Clearly, I'm over-analyzing this whole situation. Part of it boils down to my thinking tonight about how many false friends I have. How many people will smile and say hey when they see me around, but don't really care one way or the other how I am, or if I show up to hang out or not. Like all the people still in CP who I have zero desire to go back and visit, because they'd already started treating me like I was invisible when I was still there. Like all the people in my prom group in high school. Like all of the people in Matt's grade who I used to think were my friends, too, but turned on me as soon as we broke up.

I'm in such a strange mood tonight.
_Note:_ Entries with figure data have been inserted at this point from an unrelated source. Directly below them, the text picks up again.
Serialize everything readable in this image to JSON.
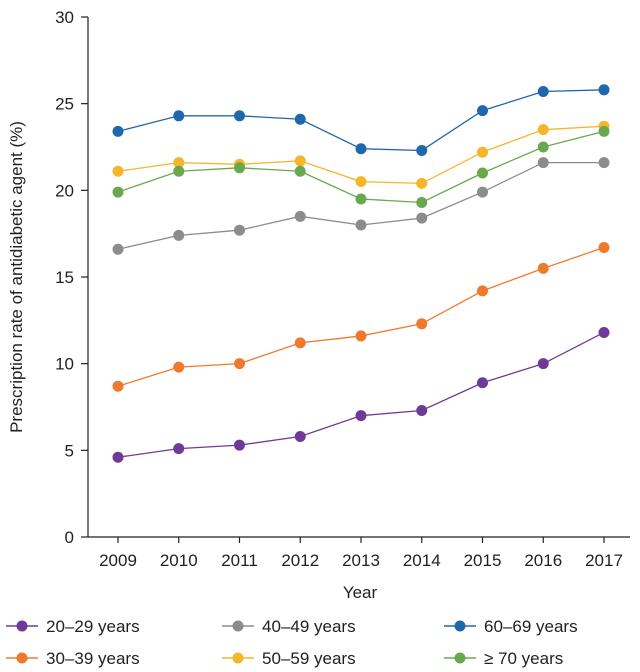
{
  "chart_data": {
    "type": "line",
    "xlabel": "Year",
    "ylabel": "Prescription rate of antidiabetic agent (%)",
    "x": [
      "2009",
      "2010",
      "2011",
      "2012",
      "2013",
      "2014",
      "2015",
      "2016",
      "2017"
    ],
    "ylim": [
      0,
      30
    ],
    "yticks": [
      0,
      5,
      10,
      15,
      20,
      25,
      30
    ],
    "grid": false,
    "legend_position": "bottom",
    "series": [
      {
        "name": "20–29 years",
        "color": "#6f3a97",
        "values": [
          4.6,
          5.1,
          5.3,
          5.8,
          7.0,
          7.3,
          8.9,
          10.0,
          11.8
        ]
      },
      {
        "name": "30–39 years",
        "color": "#ef7a2e",
        "values": [
          8.7,
          9.8,
          10.0,
          11.2,
          11.6,
          12.3,
          14.2,
          15.5,
          16.7
        ]
      },
      {
        "name": "40–49 years",
        "color": "#8c8c8c",
        "values": [
          16.6,
          17.4,
          17.7,
          18.5,
          18.0,
          18.4,
          19.9,
          21.6,
          21.6
        ]
      },
      {
        "name": "50–59 years",
        "color": "#f6b629",
        "values": [
          21.1,
          21.6,
          21.5,
          21.7,
          20.5,
          20.4,
          22.2,
          23.5,
          23.7
        ]
      },
      {
        "name": "60–69 years",
        "color": "#2167ae",
        "values": [
          23.4,
          24.3,
          24.3,
          24.1,
          22.4,
          22.3,
          24.6,
          25.7,
          25.8
        ]
      },
      {
        "name": "≥ 70 years",
        "color": "#6aa84f",
        "values": [
          19.9,
          21.1,
          21.3,
          21.1,
          19.5,
          19.3,
          21.0,
          22.5,
          23.4
        ]
      }
    ],
    "legend_order": [
      0,
      2,
      4,
      1,
      3,
      5
    ]
  }
}
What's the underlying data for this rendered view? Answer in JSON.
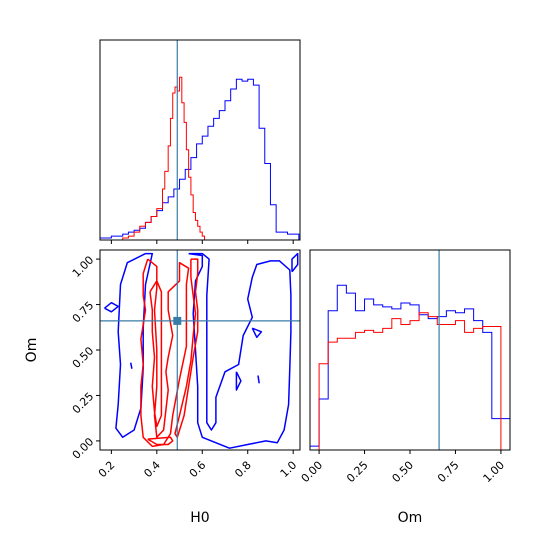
{
  "chart_data": {
    "type": "corner",
    "parameters": [
      "H0",
      "Om"
    ],
    "truth": {
      "H0": 0.49,
      "Om": 0.66
    },
    "colors": {
      "series_a": "#0000ff",
      "series_b": "#ff0000",
      "truth": "#3a7ca8"
    },
    "axes": {
      "H0": {
        "label": "H0",
        "lim": [
          0.15,
          1.03
        ],
        "ticks": [
          "0.2",
          "0.4",
          "0.6",
          "0.8",
          "1.0"
        ]
      },
      "Om": {
        "label": "Om",
        "lim": [
          -0.05,
          1.05
        ],
        "ticks": [
          "0.00",
          "0.25",
          "0.50",
          "0.75",
          "1.00"
        ]
      }
    },
    "hist_H0": {
      "ylim": [
        0,
        1.02
      ],
      "series": [
        {
          "color": "blue",
          "bins": [
            0.15,
            0.175,
            0.2,
            0.225,
            0.25,
            0.275,
            0.3,
            0.325,
            0.35,
            0.375,
            0.4,
            0.425,
            0.45,
            0.475,
            0.5,
            0.525,
            0.55,
            0.575,
            0.6,
            0.625,
            0.65,
            0.675,
            0.7,
            0.725,
            0.75,
            0.775,
            0.8,
            0.825,
            0.85,
            0.875,
            0.9,
            0.925,
            0.95,
            0.975,
            1.0,
            1.025
          ],
          "values": [
            0.01,
            0.01,
            0.02,
            0.02,
            0.03,
            0.04,
            0.05,
            0.06,
            0.09,
            0.12,
            0.15,
            0.19,
            0.22,
            0.26,
            0.31,
            0.36,
            0.42,
            0.49,
            0.53,
            0.58,
            0.62,
            0.66,
            0.71,
            0.77,
            0.82,
            0.81,
            0.82,
            0.79,
            0.57,
            0.39,
            0.18,
            0.04,
            0.04,
            0.03,
            0.03
          ]
        },
        {
          "color": "red",
          "bins": [
            0.25,
            0.275,
            0.3,
            0.325,
            0.35,
            0.375,
            0.4,
            0.425,
            0.435,
            0.45,
            0.46,
            0.47,
            0.48,
            0.49,
            0.5,
            0.51,
            0.52,
            0.53,
            0.54,
            0.55,
            0.56,
            0.57,
            0.58,
            0.59,
            0.6,
            0.61
          ],
          "values": [
            0.01,
            0.02,
            0.04,
            0.07,
            0.09,
            0.12,
            0.16,
            0.26,
            0.35,
            0.48,
            0.62,
            0.75,
            0.78,
            0.76,
            0.83,
            0.7,
            0.6,
            0.46,
            0.32,
            0.23,
            0.14,
            0.1,
            0.07,
            0.04,
            0.02
          ]
        }
      ]
    },
    "hist_Om": {
      "ylim": [
        0,
        1.02
      ],
      "series": [
        {
          "color": "blue",
          "bins": [
            -0.05,
            0.0,
            0.05,
            0.1,
            0.15,
            0.2,
            0.25,
            0.3,
            0.35,
            0.4,
            0.45,
            0.5,
            0.55,
            0.6,
            0.65,
            0.7,
            0.75,
            0.8,
            0.85,
            0.9,
            0.95,
            1.0,
            1.05
          ],
          "values": [
            0.02,
            0.26,
            0.71,
            0.84,
            0.8,
            0.71,
            0.77,
            0.74,
            0.73,
            0.72,
            0.75,
            0.74,
            0.69,
            0.67,
            0.68,
            0.71,
            0.7,
            0.72,
            0.66,
            0.6,
            0.16,
            0.16
          ]
        },
        {
          "color": "red",
          "bins": [
            0.0,
            0.05,
            0.1,
            0.15,
            0.2,
            0.25,
            0.3,
            0.35,
            0.4,
            0.45,
            0.5,
            0.55,
            0.6,
            0.65,
            0.7,
            0.75,
            0.8,
            0.85,
            0.9,
            0.95,
            1.0
          ],
          "values": [
            0.44,
            0.55,
            0.57,
            0.57,
            0.6,
            0.61,
            0.6,
            0.62,
            0.67,
            0.64,
            0.66,
            0.7,
            0.68,
            0.64,
            0.64,
            0.66,
            0.6,
            0.62,
            0.63,
            0.63
          ]
        }
      ]
    },
    "contours": {
      "series": [
        {
          "color": "blue",
          "paths": [
            [
              [
                0.54,
                1.03
              ],
              [
                0.6,
                1.02
              ],
              [
                0.6,
                0.96
              ],
              [
                0.57,
                0.88
              ],
              [
                0.56,
                0.7
              ],
              [
                0.57,
                0.5
              ],
              [
                0.58,
                0.3
              ],
              [
                0.58,
                0.1
              ],
              [
                0.6,
                0.02
              ],
              [
                0.72,
                -0.04
              ],
              [
                0.8,
                -0.02
              ],
              [
                0.88,
                0.0
              ],
              [
                0.93,
                -0.01
              ],
              [
                0.96,
                0.06
              ],
              [
                0.98,
                0.2
              ],
              [
                0.985,
                0.4
              ],
              [
                0.99,
                0.6
              ],
              [
                0.99,
                0.8
              ],
              [
                0.985,
                0.94
              ],
              [
                0.94,
                0.99
              ],
              [
                0.9,
                0.99
              ],
              [
                0.84,
                0.97
              ],
              [
                0.82,
                0.9
              ],
              [
                0.8,
                0.78
              ],
              [
                0.82,
                0.68
              ],
              [
                0.78,
                0.58
              ],
              [
                0.76,
                0.42
              ],
              [
                0.7,
                0.38
              ],
              [
                0.66,
                0.24
              ],
              [
                0.66,
                0.1
              ],
              [
                0.64,
                0.06
              ],
              [
                0.62,
                0.1
              ],
              [
                0.62,
                0.5
              ],
              [
                0.62,
                0.8
              ],
              [
                0.63,
                1.0
              ],
              [
                0.6,
                1.03
              ],
              [
                0.54,
                1.03
              ]
            ],
            [
              [
                0.35,
                1.03
              ],
              [
                0.27,
                0.98
              ],
              [
                0.24,
                0.86
              ],
              [
                0.23,
                0.6
              ],
              [
                0.24,
                0.42
              ],
              [
                0.23,
                0.2
              ],
              [
                0.22,
                0.07
              ],
              [
                0.25,
                0.02
              ],
              [
                0.3,
                0.06
              ],
              [
                0.33,
                0.18
              ],
              [
                0.34,
                0.4
              ],
              [
                0.34,
                0.62
              ],
              [
                0.35,
                0.86
              ],
              [
                0.38,
                1.03
              ],
              [
                0.35,
                1.03
              ]
            ],
            [
              [
                0.17,
                0.73
              ],
              [
                0.2,
                0.76
              ],
              [
                0.23,
                0.74
              ],
              [
                0.2,
                0.71
              ],
              [
                0.17,
                0.73
              ]
            ],
            [
              [
                0.995,
                0.93
              ],
              [
                1.02,
                0.97
              ],
              [
                1.02,
                1.03
              ],
              [
                0.995,
                1.0
              ],
              [
                0.995,
                0.93
              ]
            ],
            [
              [
                0.82,
                0.62
              ],
              [
                0.86,
                0.6
              ],
              [
                0.84,
                0.57
              ],
              [
                0.82,
                0.62
              ]
            ],
            [
              [
                0.75,
                0.38
              ],
              [
                0.77,
                0.33
              ],
              [
                0.75,
                0.28
              ],
              [
                0.75,
                0.38
              ]
            ],
            [
              [
                0.845,
                0.36
              ],
              [
                0.85,
                0.32
              ],
              [
                0.845,
                0.36
              ]
            ],
            [
              [
                0.285,
                0.43
              ],
              [
                0.29,
                0.4
              ],
              [
                0.285,
                0.43
              ]
            ]
          ]
        },
        {
          "color": "red",
          "paths": [
            [
              [
                0.36,
                1.0
              ],
              [
                0.34,
                0.92
              ],
              [
                0.34,
                0.8
              ],
              [
                0.35,
                0.72
              ],
              [
                0.33,
                0.56
              ],
              [
                0.34,
                0.42
              ],
              [
                0.33,
                0.3
              ],
              [
                0.33,
                0.14
              ],
              [
                0.34,
                0.02
              ],
              [
                0.38,
                -0.03
              ],
              [
                0.43,
                -0.02
              ],
              [
                0.46,
                0.04
              ],
              [
                0.47,
                0.14
              ],
              [
                0.5,
                0.34
              ],
              [
                0.53,
                0.52
              ],
              [
                0.53,
                0.72
              ],
              [
                0.53,
                0.86
              ],
              [
                0.54,
                0.95
              ],
              [
                0.5,
                0.98
              ],
              [
                0.5,
                0.88
              ],
              [
                0.45,
                0.82
              ],
              [
                0.45,
                0.72
              ],
              [
                0.47,
                0.58
              ],
              [
                0.45,
                0.46
              ],
              [
                0.44,
                0.38
              ],
              [
                0.45,
                0.28
              ],
              [
                0.43,
                0.06
              ],
              [
                0.4,
                0.02
              ],
              [
                0.39,
                0.14
              ],
              [
                0.4,
                0.3
              ],
              [
                0.4,
                0.5
              ],
              [
                0.39,
                0.72
              ],
              [
                0.4,
                0.84
              ],
              [
                0.4,
                0.96
              ],
              [
                0.36,
                1.0
              ]
            ],
            [
              [
                0.37,
                0.82
              ],
              [
                0.38,
                0.72
              ],
              [
                0.38,
                0.6
              ],
              [
                0.39,
                0.46
              ],
              [
                0.38,
                0.3
              ],
              [
                0.39,
                0.16
              ],
              [
                0.4,
                0.08
              ],
              [
                0.42,
                0.14
              ],
              [
                0.42,
                0.32
              ],
              [
                0.42,
                0.5
              ],
              [
                0.42,
                0.68
              ],
              [
                0.42,
                0.82
              ],
              [
                0.4,
                0.88
              ],
              [
                0.37,
                0.82
              ]
            ],
            [
              [
                0.55,
                1.0
              ],
              [
                0.55,
                0.9
              ],
              [
                0.56,
                0.8
              ],
              [
                0.57,
                0.7
              ],
              [
                0.56,
                0.58
              ],
              [
                0.55,
                0.44
              ],
              [
                0.53,
                0.3
              ],
              [
                0.5,
                0.14
              ],
              [
                0.48,
                0.04
              ],
              [
                0.49,
                0.02
              ],
              [
                0.52,
                0.14
              ],
              [
                0.54,
                0.3
              ],
              [
                0.56,
                0.46
              ],
              [
                0.58,
                0.6
              ],
              [
                0.58,
                0.72
              ],
              [
                0.57,
                0.82
              ],
              [
                0.58,
                0.92
              ],
              [
                0.58,
                1.0
              ],
              [
                0.55,
                1.0
              ]
            ],
            [
              [
                0.36,
                0.01
              ],
              [
                0.46,
                0.02
              ],
              [
                0.47,
                0.0
              ],
              [
                0.45,
                -0.02
              ],
              [
                0.4,
                -0.02
              ],
              [
                0.36,
                0.01
              ]
            ]
          ]
        }
      ]
    }
  }
}
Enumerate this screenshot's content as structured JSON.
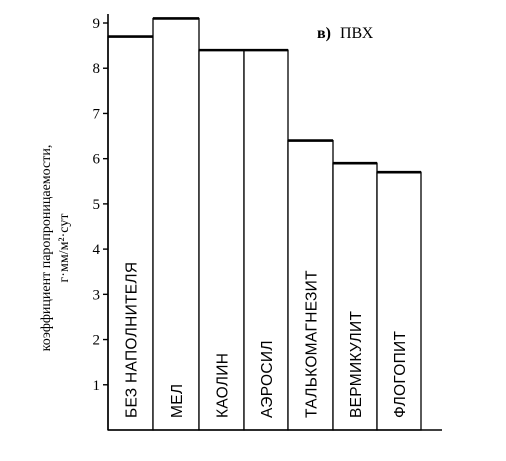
{
  "chart_data": {
    "type": "bar",
    "title_letter": "в)",
    "title": "ПВХ",
    "ylabel_line1": "коэффициент паропроницаемости,",
    "ylabel_line2": "г·мм/м²·сут",
    "xlabel": "",
    "ylim": [
      0,
      9
    ],
    "yticks": [
      "1",
      "2",
      "3",
      "4",
      "5",
      "6",
      "7",
      "8",
      "9"
    ],
    "categories": [
      "БЕЗ НАПОЛНИТЕЛЯ",
      "МЕЛ",
      "КАОЛИН",
      "АЭРОСИЛ",
      "ТАЛЬКОМАГНЕЗИТ",
      "ВЕРМИКУЛИТ",
      "ФЛОГОПИТ"
    ],
    "values": [
      8.7,
      9.1,
      8.4,
      8.4,
      6.4,
      5.9,
      5.7
    ],
    "grid": false,
    "legend": "none"
  }
}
Self loathing, loneliness, regret. Part of me wants to pack a bag and drive and just get away for a little while. But that wouldn't help in the long run, would it. It'd just bury all this crap under a thin layer of dirt until it rains and it all gets drudged up again...

Thursday, May 5, 2011

My Job is a Dementor.

It's sucking my soul out. Little by little, piece by piece.

I love working in theatre. I love working for my non profit theatre for young audiences. So when I took a job at a much larger, grown up theatre in the area, I thought I would just get to do what I love, but for an older audience. I couldn't have been more wrong. At Big Theatre, it's not about the people coming to see the shows.

Well, it is. But it's not about what they think of the show, and that they had a good, enjoyable experience. It's that they paid us to come see the show. Yes, the production values of the shows are top quality, and yes, I've enjoyed everything I've seen there this season, but that doesn't seem to be what matters. It's all about making the money, winning the awards, and making the money.

At my Little Theatre, we share stories with coworkers about the little kids we saw at the performance, or taking the class, who were absolutely beaming with excitement. Work is encouraged to be a fun place, in addition to a place where you do your job. Every couple of weeks, I see emails about ice cream socials that take place in place of formal staff meetings. Yes, of course, it's still about making the money to come out above our budget line, but sometimes getting the money is allowed to come in second to making the customer happy, and keeping them coming back. Big Theatre is just so corporate, that sometimes it's hard to believe they still fall under that not-for-profit heading. It seems like the art, and the experience are secondary. All they're out to do is make the buck.